Anyway, being all annoyed with .stls being broken and slicing badly(or the slicer being broken, hard to tell), i was wondering why we're using a potentially ambiguous format in the first place.

I implemented a poorly tested and now defunct CSG in Julia using an octtree and the ability to determine if a convex object(like a matrix-transformed cube) is inside, outside or partial other objects. So it comes naturally to me to think of octrees.

But that would leave the edges 'steppy', requiring high resolution with poor information on normals,(though you could infer) probably it would be better if the 'partial' cubes of the octtree have a normal and an inproduct, and 'inside' is normal⋅position < inproduct, or probably better, some kind of interpolation.
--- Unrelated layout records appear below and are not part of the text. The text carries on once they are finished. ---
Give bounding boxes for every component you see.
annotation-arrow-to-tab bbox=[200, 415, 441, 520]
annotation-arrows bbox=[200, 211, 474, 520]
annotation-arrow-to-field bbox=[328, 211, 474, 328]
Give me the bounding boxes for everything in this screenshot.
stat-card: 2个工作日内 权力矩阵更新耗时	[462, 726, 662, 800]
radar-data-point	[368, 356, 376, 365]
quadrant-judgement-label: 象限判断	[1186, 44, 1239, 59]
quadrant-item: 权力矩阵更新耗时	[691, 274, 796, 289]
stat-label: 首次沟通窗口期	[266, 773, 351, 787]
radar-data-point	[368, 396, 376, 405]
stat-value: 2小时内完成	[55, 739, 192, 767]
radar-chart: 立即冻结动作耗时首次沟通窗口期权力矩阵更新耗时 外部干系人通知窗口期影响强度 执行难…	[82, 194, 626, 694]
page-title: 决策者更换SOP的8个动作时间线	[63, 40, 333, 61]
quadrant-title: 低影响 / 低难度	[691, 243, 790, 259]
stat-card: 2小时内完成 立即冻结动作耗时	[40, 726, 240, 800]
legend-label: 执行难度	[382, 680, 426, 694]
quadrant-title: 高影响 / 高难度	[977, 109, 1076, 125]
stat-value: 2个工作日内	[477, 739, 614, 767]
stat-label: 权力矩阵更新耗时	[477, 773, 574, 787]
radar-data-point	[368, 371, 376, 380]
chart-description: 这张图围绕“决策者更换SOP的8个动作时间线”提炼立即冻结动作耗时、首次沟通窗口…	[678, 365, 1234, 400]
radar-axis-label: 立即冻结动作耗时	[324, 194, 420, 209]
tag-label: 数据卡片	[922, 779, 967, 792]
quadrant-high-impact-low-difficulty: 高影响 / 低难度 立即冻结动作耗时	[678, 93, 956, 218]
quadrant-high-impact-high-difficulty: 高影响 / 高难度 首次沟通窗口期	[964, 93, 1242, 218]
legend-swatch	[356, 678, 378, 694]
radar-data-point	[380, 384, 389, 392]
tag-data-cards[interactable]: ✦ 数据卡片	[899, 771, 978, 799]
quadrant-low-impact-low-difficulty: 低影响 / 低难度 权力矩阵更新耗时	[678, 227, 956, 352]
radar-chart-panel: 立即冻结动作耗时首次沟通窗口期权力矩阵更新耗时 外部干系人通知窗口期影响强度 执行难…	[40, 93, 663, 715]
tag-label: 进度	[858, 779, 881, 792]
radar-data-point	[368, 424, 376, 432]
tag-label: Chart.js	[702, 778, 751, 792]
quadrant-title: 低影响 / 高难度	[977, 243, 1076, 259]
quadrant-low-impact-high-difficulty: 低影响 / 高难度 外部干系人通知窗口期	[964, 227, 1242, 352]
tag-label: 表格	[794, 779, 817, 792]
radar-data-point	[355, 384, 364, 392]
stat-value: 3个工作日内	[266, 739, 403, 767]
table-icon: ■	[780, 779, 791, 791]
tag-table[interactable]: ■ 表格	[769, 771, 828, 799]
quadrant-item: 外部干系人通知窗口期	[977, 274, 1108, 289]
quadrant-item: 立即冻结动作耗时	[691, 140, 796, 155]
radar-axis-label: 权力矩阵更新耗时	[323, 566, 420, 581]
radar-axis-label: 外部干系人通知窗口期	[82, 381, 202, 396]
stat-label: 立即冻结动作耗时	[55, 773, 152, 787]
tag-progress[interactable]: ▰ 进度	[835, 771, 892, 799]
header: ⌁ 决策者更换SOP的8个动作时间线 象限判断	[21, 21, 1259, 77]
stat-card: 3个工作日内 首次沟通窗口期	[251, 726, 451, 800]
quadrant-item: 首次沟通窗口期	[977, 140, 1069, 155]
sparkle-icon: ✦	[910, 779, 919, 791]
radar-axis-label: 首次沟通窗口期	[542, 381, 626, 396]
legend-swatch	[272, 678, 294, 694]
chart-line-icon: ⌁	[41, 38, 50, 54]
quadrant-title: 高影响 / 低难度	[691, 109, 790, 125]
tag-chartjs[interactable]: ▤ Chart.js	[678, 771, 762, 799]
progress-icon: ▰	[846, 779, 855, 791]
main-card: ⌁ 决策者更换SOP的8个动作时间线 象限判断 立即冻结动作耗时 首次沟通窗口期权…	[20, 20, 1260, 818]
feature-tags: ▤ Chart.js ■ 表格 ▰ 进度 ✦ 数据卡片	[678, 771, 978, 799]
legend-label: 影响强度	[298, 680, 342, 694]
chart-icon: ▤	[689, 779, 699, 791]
As far as i can see(admittedly mostly based on the essay from the FAQ), your approach could work with outputting this file format? The idea would be that the 'partial' cubes of the octtree are those where the function is zero inside and the normal is the gradient of the function,

Now that i think of it, though, it doesnt strictly need to be an octree. Probably should pick a data structure that will work well with slicers or converters to .stl afterwards though.

I realize you just have limited time, so consider it 'just throwing in an idea'.

o-jasper avatar May 09 '13 15:05 o-jasper

.. And 8 years later...

I'm in the middle of writing a slicer, and am using .stl to start with.. but as i want to break the layers always being on top of one another, i'm looking at making implicitcad something the slicer can talk to, to get a contour, or a surface description via an RPC call.